Mesmo assim, Juan ressalva que, no mercado, “é difícil destrinchar o que é resultado da eleição e o que é reajuste” do próprio mercado.

De acordo com ele, o mercado anseia por mudanças na condução da economia. “Ele quer mais transparência com o superávit e as contas públicas, por exemplo. Foram feitas algumas manobras fiscais para chegar a um superávit (artificial) e o mercado não gosta disso. A primeira coisa que o mercado gostaria de ouvir do governo seria ele dizer: ‘o cenário é este’, seja bom seja ruim.”

Segundo Juan, a principal mudança seria no Ministério da Fazenda. “Hoje, o ministro da Fazenda fala e ninguém mais ouve, perdeu a credibilidade.
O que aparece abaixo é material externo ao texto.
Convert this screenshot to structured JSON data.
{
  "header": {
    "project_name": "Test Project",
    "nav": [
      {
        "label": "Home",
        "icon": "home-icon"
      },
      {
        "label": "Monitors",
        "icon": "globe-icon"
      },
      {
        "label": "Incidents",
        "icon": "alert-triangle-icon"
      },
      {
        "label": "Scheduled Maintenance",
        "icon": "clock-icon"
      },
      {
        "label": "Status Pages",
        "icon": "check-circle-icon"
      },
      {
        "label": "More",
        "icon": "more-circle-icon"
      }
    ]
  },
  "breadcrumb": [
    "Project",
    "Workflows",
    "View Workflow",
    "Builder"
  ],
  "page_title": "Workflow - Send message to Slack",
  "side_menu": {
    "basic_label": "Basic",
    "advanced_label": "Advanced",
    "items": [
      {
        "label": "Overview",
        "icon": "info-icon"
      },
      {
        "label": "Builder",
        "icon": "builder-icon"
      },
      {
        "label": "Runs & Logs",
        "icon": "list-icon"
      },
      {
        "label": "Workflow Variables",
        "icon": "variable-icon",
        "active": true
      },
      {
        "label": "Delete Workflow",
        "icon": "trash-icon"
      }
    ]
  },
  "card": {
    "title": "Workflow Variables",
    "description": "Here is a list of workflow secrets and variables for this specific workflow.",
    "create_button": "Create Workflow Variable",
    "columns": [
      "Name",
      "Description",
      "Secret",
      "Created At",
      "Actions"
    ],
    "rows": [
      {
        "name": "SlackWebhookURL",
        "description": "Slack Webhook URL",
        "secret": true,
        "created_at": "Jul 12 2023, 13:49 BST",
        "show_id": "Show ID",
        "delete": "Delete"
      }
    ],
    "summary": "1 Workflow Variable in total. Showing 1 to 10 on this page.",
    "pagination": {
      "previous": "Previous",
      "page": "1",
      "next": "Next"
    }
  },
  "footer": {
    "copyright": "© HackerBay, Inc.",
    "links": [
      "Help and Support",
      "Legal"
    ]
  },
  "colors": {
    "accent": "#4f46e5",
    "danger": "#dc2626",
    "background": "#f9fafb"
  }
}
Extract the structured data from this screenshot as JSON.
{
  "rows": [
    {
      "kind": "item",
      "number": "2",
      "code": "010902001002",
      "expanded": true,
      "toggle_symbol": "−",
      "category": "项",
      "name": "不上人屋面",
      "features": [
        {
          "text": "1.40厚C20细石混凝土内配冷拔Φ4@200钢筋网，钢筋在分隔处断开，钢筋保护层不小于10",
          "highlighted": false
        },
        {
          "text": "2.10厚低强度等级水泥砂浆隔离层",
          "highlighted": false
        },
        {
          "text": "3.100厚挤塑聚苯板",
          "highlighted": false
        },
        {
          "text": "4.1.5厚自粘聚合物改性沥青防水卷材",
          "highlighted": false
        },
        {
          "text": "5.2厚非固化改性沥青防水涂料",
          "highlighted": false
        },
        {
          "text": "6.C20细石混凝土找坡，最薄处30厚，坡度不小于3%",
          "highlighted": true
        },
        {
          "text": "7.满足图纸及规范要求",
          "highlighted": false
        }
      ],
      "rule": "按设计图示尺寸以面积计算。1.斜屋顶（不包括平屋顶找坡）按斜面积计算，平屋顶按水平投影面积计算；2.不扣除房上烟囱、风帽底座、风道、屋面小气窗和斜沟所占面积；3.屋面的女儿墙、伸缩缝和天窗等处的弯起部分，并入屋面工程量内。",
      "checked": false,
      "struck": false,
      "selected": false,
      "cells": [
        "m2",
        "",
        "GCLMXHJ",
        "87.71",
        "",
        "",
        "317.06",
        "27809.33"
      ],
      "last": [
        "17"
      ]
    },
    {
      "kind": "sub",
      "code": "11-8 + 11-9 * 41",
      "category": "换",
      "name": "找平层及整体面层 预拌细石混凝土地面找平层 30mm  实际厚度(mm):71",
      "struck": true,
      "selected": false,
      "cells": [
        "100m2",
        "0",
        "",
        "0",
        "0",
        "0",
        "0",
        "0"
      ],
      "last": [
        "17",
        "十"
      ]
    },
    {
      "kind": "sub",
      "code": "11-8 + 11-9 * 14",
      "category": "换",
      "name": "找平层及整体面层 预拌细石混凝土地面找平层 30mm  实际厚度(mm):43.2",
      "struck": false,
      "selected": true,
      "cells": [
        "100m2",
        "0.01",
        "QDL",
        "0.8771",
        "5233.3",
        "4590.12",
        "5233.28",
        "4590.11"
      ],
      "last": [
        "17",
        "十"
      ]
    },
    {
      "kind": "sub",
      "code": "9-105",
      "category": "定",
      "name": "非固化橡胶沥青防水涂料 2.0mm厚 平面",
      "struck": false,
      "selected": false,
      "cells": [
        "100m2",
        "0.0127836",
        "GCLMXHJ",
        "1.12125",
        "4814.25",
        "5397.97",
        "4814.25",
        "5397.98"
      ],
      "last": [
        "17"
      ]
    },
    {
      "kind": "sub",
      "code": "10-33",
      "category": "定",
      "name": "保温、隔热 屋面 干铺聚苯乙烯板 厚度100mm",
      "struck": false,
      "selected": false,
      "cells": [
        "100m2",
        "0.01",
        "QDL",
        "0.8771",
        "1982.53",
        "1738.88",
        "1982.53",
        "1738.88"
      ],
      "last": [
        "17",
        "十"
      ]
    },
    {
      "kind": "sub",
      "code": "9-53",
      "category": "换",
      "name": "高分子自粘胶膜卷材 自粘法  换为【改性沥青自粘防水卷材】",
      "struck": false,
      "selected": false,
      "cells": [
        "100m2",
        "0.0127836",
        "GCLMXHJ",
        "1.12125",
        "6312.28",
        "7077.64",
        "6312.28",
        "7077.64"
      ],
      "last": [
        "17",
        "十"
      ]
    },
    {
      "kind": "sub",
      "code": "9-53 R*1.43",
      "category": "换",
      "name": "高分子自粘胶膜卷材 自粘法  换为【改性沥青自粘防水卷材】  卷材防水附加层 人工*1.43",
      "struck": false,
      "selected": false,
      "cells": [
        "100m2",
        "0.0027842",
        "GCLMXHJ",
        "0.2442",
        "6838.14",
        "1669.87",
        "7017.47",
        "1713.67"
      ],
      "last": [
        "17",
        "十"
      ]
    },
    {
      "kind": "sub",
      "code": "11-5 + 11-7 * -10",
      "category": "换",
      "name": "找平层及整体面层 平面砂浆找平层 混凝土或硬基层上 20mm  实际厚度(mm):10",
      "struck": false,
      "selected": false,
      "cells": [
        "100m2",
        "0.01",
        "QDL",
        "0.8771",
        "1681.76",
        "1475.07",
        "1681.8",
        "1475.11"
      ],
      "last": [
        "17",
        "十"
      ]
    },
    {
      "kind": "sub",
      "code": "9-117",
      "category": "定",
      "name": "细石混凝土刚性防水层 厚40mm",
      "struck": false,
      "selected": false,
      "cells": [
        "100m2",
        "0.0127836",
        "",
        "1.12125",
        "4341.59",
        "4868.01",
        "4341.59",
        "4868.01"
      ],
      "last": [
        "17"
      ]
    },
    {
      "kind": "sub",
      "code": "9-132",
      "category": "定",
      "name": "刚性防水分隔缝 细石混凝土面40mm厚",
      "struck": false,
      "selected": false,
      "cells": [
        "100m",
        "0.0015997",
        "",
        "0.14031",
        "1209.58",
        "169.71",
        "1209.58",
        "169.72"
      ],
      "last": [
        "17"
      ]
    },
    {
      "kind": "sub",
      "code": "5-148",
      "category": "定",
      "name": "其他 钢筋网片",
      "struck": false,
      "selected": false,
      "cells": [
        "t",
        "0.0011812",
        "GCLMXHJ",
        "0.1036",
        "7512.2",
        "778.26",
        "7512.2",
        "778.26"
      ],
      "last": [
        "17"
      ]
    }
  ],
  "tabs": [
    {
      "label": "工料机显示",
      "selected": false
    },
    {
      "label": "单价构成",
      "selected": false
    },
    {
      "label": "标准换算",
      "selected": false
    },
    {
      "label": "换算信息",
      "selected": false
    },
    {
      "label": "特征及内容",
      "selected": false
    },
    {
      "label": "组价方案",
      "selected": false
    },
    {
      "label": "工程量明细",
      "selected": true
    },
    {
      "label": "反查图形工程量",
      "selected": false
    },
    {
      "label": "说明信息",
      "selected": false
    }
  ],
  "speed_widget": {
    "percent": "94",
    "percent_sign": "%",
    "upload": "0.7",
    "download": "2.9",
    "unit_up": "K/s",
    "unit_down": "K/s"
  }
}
Se a Dilma se reeleger e se mudasse alguns pilares do governo, mudasse o Guido Mantega, colocasse alguém de peso, acho que já voltaria a ter fluxos bem interessantes de investimentos nas empresas brasileiras, em títulos com maior risco, como em renda variável”, explica. “Mas o mercado não vê essa obstinação por mudança e trabalha com um cenário de que se Dilma se reeleger a economia vai continuar igual.”

Já para o economista e consultor Jorge Mattoso, presidente da Caixa Econômica Federal entre 2003 e 2006, pode até existir uma oscilação para cima da Bolsa com a queda de Dilma nas pesquisas e vice-versa, mas as especulações, subidas e descidas das cotações têm mais relação com o caráter especulativo do mercado do que com uma aposta efetiva na derrota da presidenta. “Por mais que a Bolsa caia por causa do efeito Dilma, se ela ganhar as eleições, vai estabilizar. Talvez fique menos volátil do que hoje, mas volta ao normal”, analisa.

Segundo o economista, a subida da Bovespa tem mais a ver com o funcionamento do mercado em si do que com as eleições. “Até quarta-feira (11), subiu de maneira sistemática, mas tem mais a ver com a entrada de recursos e dólares no país, que foi grande. As informações mostram isso”, diz Mattoso.

“Bolsa é especulação. Cria-se uma história que amanhã cai, mas aí você já vendeu para depois comprar. É um jogo. Pode ter um elemento de subida ou de queda momentânea, mas é do jogo”, aponta o economista. “A Bolsa subiu muito durante muito tempo, depois, nos últimos dois anos, estagnou. Teve a ofensiva contra a Petrobras, com efeito grande nas ações da companhia. Como isso, tem efeito sobre a média do Ibovespa, acabou afetando, mas isso é apenas uma especulação a mais.”